The fish struck again late in the afternoon, afain only for a few brief minutes. Two more bass were in the boat, but once more they were puny by Florida standards -- three and four pounders.
My partners, fishing alongside us in the boat they dragged for 19 hours straight from Northern Virginia, fared even less well, boating only three small fish for the long day's travail.
Swan, like all anglers a man given to instant overstatement, said it was the worst day he'd ever had.
What is it about largemouth bass that will induce grown people to drive 1,000 miles without sleep, zoom around unfamiliar waters before daybreak and then stare at an orange float among weeds for 12 hours in the hope of catching just one big one?
It's not for food. Largemouth are marginal table fare, at best. It's not fight. A big bass, caught this way, is likely to be forced into the boat in seconds.
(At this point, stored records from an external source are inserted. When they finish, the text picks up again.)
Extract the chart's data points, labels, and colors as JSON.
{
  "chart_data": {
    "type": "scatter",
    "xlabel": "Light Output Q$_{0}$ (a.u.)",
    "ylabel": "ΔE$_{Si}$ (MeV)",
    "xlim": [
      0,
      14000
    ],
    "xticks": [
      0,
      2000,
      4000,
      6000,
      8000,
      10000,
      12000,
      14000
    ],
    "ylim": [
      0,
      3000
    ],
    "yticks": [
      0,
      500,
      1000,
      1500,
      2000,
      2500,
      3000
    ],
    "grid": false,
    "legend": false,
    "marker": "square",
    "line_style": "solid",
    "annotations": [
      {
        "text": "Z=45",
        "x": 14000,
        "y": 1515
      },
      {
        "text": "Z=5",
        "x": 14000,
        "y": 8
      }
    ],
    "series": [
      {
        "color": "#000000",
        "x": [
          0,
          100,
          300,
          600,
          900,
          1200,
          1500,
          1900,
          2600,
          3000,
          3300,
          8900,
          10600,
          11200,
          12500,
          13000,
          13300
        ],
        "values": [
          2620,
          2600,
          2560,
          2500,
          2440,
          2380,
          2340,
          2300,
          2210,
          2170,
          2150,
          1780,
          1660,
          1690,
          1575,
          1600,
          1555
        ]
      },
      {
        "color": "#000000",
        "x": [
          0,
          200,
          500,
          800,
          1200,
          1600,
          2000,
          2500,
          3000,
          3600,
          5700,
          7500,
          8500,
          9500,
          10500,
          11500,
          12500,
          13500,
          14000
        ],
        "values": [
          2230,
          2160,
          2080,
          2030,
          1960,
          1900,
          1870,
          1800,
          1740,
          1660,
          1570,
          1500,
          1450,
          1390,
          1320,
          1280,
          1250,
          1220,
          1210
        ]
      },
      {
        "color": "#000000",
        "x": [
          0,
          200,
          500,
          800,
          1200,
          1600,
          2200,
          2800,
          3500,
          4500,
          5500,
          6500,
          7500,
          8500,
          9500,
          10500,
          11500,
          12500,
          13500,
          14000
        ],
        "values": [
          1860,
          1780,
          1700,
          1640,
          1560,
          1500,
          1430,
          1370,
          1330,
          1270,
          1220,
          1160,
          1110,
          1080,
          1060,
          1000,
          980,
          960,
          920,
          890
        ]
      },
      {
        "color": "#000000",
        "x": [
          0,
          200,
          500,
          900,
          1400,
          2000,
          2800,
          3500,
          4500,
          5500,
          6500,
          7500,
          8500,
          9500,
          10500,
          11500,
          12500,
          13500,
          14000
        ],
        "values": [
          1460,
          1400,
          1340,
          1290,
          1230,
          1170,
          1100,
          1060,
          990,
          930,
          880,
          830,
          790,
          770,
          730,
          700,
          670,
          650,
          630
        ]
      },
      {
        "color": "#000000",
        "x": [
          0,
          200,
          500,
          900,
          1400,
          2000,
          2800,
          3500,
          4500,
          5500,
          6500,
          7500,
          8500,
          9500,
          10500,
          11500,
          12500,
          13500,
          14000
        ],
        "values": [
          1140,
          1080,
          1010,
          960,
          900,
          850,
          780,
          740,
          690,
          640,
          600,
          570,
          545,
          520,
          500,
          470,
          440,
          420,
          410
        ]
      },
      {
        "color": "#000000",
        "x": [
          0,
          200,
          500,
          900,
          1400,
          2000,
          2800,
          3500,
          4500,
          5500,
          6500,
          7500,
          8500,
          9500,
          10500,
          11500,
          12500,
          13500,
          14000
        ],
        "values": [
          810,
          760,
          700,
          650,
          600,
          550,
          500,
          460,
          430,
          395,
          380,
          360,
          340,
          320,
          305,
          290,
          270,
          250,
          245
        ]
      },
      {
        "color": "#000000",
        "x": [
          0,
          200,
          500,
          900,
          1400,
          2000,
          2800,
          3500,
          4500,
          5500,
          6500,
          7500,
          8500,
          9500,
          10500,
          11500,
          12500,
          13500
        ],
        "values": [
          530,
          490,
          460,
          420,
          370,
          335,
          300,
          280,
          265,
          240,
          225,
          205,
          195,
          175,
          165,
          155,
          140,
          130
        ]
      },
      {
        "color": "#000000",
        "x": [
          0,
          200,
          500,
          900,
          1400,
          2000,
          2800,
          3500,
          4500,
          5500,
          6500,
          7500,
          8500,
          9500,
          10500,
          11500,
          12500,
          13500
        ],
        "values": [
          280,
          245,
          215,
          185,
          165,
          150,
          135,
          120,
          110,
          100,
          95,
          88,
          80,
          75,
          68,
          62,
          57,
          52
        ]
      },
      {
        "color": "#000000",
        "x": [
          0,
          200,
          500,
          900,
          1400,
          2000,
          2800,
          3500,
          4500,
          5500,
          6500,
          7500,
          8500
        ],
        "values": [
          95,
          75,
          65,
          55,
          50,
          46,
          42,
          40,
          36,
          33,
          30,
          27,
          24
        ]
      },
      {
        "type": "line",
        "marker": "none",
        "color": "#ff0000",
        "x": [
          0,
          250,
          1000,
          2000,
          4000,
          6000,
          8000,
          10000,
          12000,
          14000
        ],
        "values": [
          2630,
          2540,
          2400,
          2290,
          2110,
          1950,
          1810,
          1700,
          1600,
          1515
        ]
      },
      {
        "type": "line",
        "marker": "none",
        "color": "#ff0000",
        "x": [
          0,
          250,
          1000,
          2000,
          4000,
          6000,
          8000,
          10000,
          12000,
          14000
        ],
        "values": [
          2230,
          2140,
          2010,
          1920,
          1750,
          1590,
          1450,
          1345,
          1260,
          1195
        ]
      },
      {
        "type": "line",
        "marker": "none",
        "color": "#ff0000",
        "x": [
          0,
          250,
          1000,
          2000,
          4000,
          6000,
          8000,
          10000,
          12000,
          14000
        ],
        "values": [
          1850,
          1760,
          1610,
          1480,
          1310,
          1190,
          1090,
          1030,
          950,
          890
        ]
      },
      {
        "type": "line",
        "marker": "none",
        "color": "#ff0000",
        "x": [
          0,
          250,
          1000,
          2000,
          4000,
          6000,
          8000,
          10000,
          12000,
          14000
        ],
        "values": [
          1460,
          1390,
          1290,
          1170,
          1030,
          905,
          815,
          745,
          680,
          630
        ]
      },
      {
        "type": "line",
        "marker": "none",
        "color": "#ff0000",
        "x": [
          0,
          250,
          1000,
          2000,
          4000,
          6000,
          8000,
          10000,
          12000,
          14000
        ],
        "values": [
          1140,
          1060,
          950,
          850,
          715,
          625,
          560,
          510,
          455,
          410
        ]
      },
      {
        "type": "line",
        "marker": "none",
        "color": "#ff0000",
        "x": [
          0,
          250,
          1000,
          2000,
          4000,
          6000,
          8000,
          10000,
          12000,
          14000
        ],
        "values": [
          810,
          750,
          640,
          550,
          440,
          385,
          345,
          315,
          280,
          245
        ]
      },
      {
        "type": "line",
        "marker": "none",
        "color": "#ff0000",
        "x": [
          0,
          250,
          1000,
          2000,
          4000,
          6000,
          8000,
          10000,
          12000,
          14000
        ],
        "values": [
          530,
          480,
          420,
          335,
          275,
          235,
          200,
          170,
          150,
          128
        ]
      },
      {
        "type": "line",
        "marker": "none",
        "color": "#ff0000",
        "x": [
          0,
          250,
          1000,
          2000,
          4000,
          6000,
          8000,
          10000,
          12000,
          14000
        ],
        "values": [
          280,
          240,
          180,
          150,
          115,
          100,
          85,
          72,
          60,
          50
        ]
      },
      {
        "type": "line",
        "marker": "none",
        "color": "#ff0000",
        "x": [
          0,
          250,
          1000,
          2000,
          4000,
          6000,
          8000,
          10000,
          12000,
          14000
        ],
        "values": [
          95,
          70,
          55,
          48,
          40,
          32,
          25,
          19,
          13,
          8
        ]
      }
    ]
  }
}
Part of it is challenge. Despite what anyone says, bass are almost never easy to catch. They are unpredictable, they are wily and their feeding patterns of a swift mourning dove.
But mostly, it's the ferocity of their attack, when it finally comes. A 10-pound bass lurking in two feet of water under a maze of lily pads doesn't just bite a bait. He smashes it.
"I've seen them come up and blow a shiner three feet out of the water," said Swan. "When that shiner comes down, there isn's a scale left on him. The bass will jump right out of the pad and hit him again when he comes down." t
Whether on bait or lures, the strike of a shallow water bass is something so sudden, so fericious and to utterly lacking in caution that it lives forever in the memory.
It's a glimpse of unmitigated wildness, exercised by the bully of the lily pads.
Only this time there's a bigger bully.